Le linee ferroviarie che transitano dal territorio cremonese continuano a essere tra le peggiori della lombardia. A dirlo il rapporto Pendolaria 2018, stilato da Legambiente. Brescia ad esempio risulta la provincia soggetta a maggiori disservizi. Secondo i dati pubblicati da Trenord a gennaio, le linee con il minor indice di affidabilità (e pertanto con diritto a rimborsi per gli abbonati) sono appunto la la Brescia-Cremona, la Lecco-Bergamo-Brescia, la Brescia-Piadena-Parma.
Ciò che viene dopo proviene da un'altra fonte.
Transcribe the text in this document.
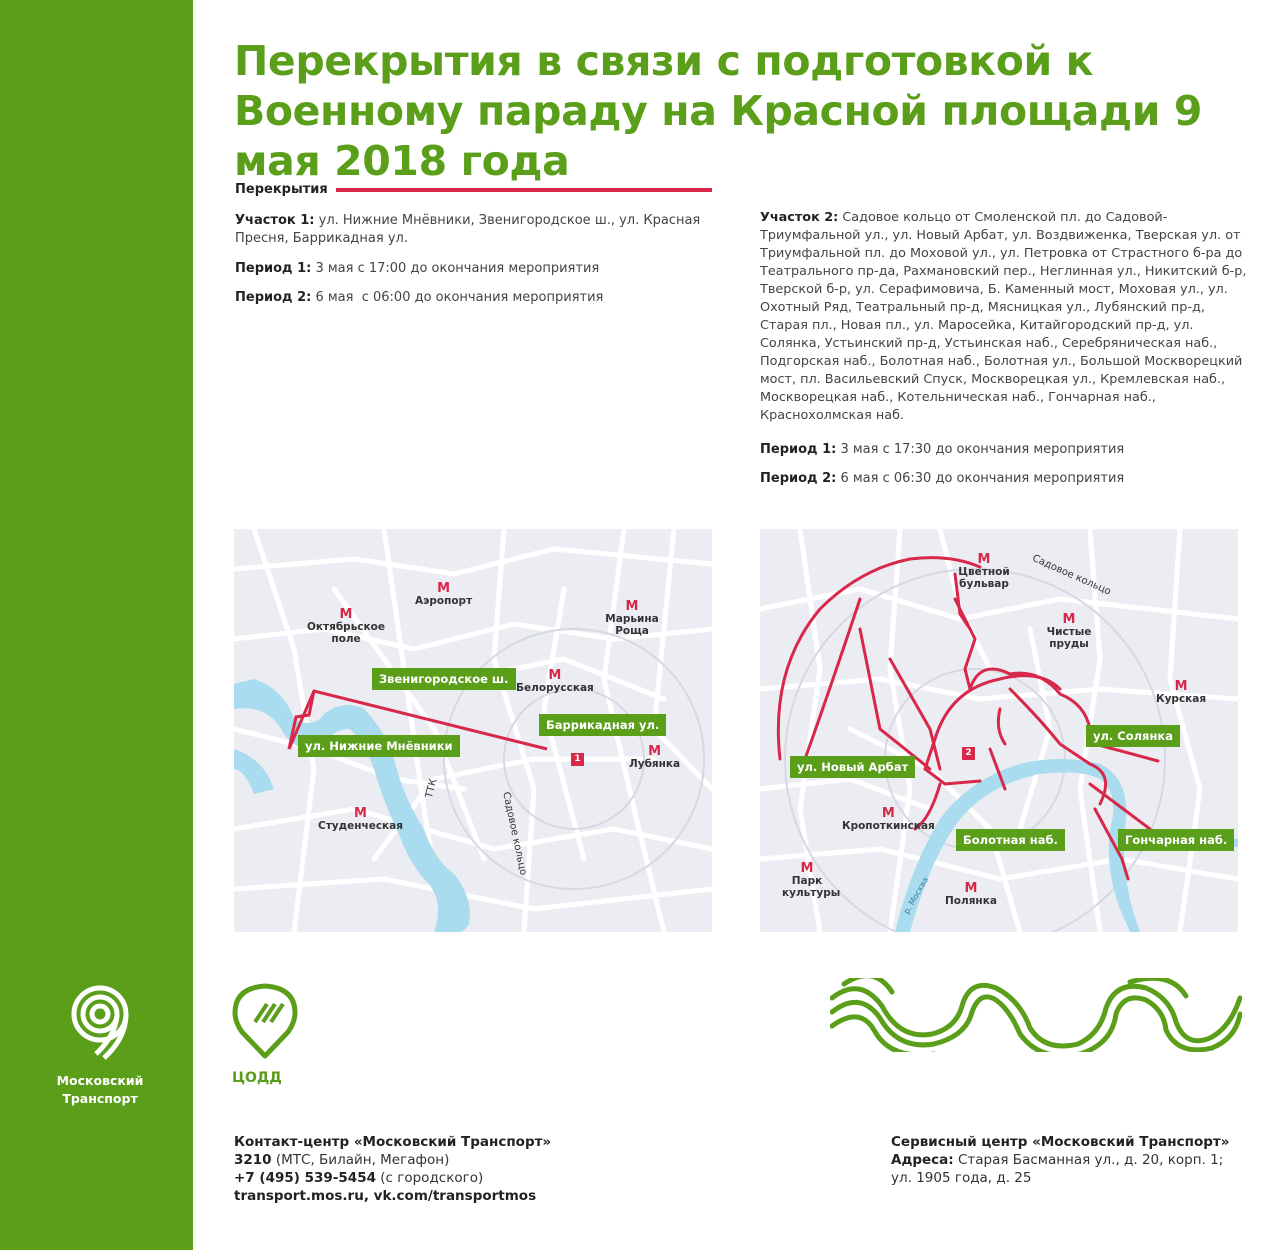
Московский
Транспорт
Перекрытия в связи с подготовкой к Военному параду на Красной площади 9 мая 2018 года
Перекрытия
Участок 1: ул. Нижние Мнёвники, Звенигородское ш., ул. Красная Пресня, Баррикадная ул.
Период 1: 3 мая с 17:00 до окончания мероприятия
Период 2: 6 мая  с 06:00 до окончания мероприятия
Участок 2: Садовое кольцо от Смоленской пл. до Садовой-Триумфальной ул., ул. Новый Арбат, ул. Воздвиженка, Тверская ул. от Триумфальной пл. до Моховой ул., ул. Петровка от Страстного б-ра до Театрального пр-да, Рахмановский пер., Неглинная ул., Никитский б-р, Тверской б-р, ул. Серафимовича, Б. Каменный мост, Моховая ул., ул. Охотный Ряд, Театральный пр-д, Мясницкая ул., Лубянский пр-д, Старая пл., Новая пл., ул. Маросейка, Китайгородский пр-д, ул. Солянка, Устьинский пр-д, Устьинская наб., Серебряническая наб., Подгорская наб., Болотная наб., Болотная ул., Большой Москворецкий мост, пл. Васильевский Спуск, Москворецкая ул., Кремлевская наб., Москворецкая наб., Котельническая наб., Гончарная наб., Краснохолмская наб.
Период 1: 3 мая с 17:30 до окончания мероприятия
Период 2: 6 мая с 06:30 до окончания мероприятия
М
Октябрьское поле
М
Аэропорт	М
Марьина Роща
М
Белорусская
М
Лубянка
М
Студенческая
Звенигородское ш.
Баррикадная ул.
ул. Нижние Мнёвники
1
ТТК
Садовое кольцо
М
Цветной бульвар
М
Чистые пруды
М
Курская
М
Кропоткинская
М
Парк культуры	М
Полянка
ул. Новый Арбат
ул. Солянка
Болотная наб.	Гончарная наб.
2
Садовое кольцо
р. Москва
ЦОДД
Контакт-центр «Московский Транспорт»
3210 (МТС, Билайн, Мегафон)
+7 (495) 539-5454 (с городского)
transport.mos.ru, vk.com/transportmos
Сервисный центр «Московский Транспорт»
Адреса: Старая Басманная ул., д. 20, корп. 1;
ул. 1905 года, д. 25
Due quindi legate al territorio cremonese.

Del resto la linea Brescia-Casalmaggiore-Parma nel 2017 si aggiudica la maglia nera tra le tratte italiane per i disagi a cui sono sottoposti i pendolari ogni giorno. “Sulla tratta viaggiano meno di 30 treni giornalieri, versa  da diversi anni  in una condizione di abbandono e tra le 25 linee lombarde, è quella che ha avuto gli indici di affidabilità più bassi e il materiale rotabile ha un’età media superiore ai 30 anni” si leggenel rapporto. “Rispetto al 2009 il treno più veloce impiega 20 minuti in più.  La proposta avanzata da Legambiente di inserimento di una navetta ferroviaria è volta a potenziare l’offerta dei treni in alcune fasce orarie di maggior traffico e assicurare almeno un treno l’ora per tutta la giornata, vista una domanda potenziale di oltre un migliaio di utenti al giorno, calcolata sul numero di auto che transitano quotidianamente sul ponte di Casalmaggiore di 12 mila veicoli con 1,1 passeggero di media”.
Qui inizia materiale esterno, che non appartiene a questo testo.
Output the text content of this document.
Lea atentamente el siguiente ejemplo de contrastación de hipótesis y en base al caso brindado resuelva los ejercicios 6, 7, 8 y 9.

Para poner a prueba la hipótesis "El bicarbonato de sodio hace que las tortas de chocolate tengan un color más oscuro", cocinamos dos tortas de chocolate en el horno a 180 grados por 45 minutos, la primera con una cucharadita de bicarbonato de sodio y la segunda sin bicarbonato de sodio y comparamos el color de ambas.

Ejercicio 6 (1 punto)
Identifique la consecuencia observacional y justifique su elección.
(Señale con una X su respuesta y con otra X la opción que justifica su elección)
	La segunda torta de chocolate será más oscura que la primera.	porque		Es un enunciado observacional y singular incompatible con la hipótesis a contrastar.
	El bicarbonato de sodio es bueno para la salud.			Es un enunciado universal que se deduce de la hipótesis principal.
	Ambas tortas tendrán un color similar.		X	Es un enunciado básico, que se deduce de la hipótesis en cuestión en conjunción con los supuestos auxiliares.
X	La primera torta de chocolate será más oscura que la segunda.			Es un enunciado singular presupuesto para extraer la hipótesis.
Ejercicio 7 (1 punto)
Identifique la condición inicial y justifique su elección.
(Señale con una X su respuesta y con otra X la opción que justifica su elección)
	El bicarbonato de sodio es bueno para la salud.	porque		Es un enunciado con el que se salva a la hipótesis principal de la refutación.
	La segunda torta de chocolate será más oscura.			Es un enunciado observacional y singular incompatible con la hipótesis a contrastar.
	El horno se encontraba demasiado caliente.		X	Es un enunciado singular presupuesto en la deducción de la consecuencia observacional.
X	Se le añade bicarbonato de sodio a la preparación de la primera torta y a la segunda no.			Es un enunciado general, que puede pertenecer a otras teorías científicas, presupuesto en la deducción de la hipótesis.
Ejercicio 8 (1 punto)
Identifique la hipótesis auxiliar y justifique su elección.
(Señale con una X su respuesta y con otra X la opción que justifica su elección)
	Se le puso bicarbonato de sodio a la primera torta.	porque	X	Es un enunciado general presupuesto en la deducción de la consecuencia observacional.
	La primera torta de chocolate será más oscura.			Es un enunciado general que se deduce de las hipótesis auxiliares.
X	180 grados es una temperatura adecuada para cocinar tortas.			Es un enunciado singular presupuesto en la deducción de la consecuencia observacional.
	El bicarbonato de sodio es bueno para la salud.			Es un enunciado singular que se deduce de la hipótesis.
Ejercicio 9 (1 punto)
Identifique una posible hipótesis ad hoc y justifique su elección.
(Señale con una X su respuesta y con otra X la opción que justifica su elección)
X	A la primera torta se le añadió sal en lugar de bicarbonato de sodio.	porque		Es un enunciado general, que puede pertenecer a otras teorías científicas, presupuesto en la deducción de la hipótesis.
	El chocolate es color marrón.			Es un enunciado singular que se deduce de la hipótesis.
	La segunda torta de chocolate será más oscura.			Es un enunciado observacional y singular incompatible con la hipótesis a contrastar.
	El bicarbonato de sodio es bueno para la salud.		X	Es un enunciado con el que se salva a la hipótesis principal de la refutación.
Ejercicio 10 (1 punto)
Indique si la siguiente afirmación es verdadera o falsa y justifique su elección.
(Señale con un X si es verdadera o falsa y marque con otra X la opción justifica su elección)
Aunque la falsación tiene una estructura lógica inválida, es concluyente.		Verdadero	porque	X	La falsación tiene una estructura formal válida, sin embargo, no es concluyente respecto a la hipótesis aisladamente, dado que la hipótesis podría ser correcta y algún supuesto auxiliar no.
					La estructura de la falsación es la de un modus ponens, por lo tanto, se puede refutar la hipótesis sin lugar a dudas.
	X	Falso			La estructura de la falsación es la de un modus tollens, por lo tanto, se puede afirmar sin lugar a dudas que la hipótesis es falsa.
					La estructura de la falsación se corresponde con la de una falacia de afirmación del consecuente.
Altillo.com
Ma non è tutto: sempre secondo il rapporto, la linea Milano-Codogno-Cremona-Mantova è un’altra tra le peggiori della Lombardia. “Il problema principale è che si tratta di 151 km, di cui 60 a doppio binario e  91 a semplice binario” sottolinea Legambiente. “Questa tratta che conta oltre 10 mila pendolari giornalieri collega le due città a Milano con pochissimi treni diretti giornalieri, quasi sempre in ritardo. I treni sono solitamente sovraffollati. Da Mantova per Milano i tempi di percorrenza sono di 2 ore e 10 minuti, con alcune corse più veloci che impiegano 1 ora e 50 minuti, mentre da Cremona i tempi sono di un’ora e 10 minuti, come 40 anni fa”.

Del resto Mantova e Cremona, evidenzia ancora l’associazione non sono collegate bene neppure su altri fronti: “la prima con Verona e la seconda con Brescia e Piacenza, altre città di riferimento per i pendolari. Le linee della bassa sono una potenzialità trascurata e mal gestita e offrono l’alibi per costruire nuove inutili lingue d’asfalto, come l’autostrada Cremona-Mantova e la Tirreno-Brennero, mettendo a rischio migliaia di ettari di suolo agricolo. Inoltre per quanto riguarda il trasporto su ruota, sussistono grandi  difficoltà di collegamento nella zona collinare dell’Alto mantovano, soprattutto per gli studenti che devono raggiungere Castiglione e Desenzano, sedi delle più frequentate scuole della zona”.

In altri casi si è di fronte ad un  problema infrastrutturale, “come per i pendolari di Cremona, dove i collegamenti con Milano vedono la presenza del  binario unico  fino alla stazione di Treviglio Ovest e quindi una frequenza limitata dei treni e un rallentamento nel passaggio dei convogli” conclude il rapporto.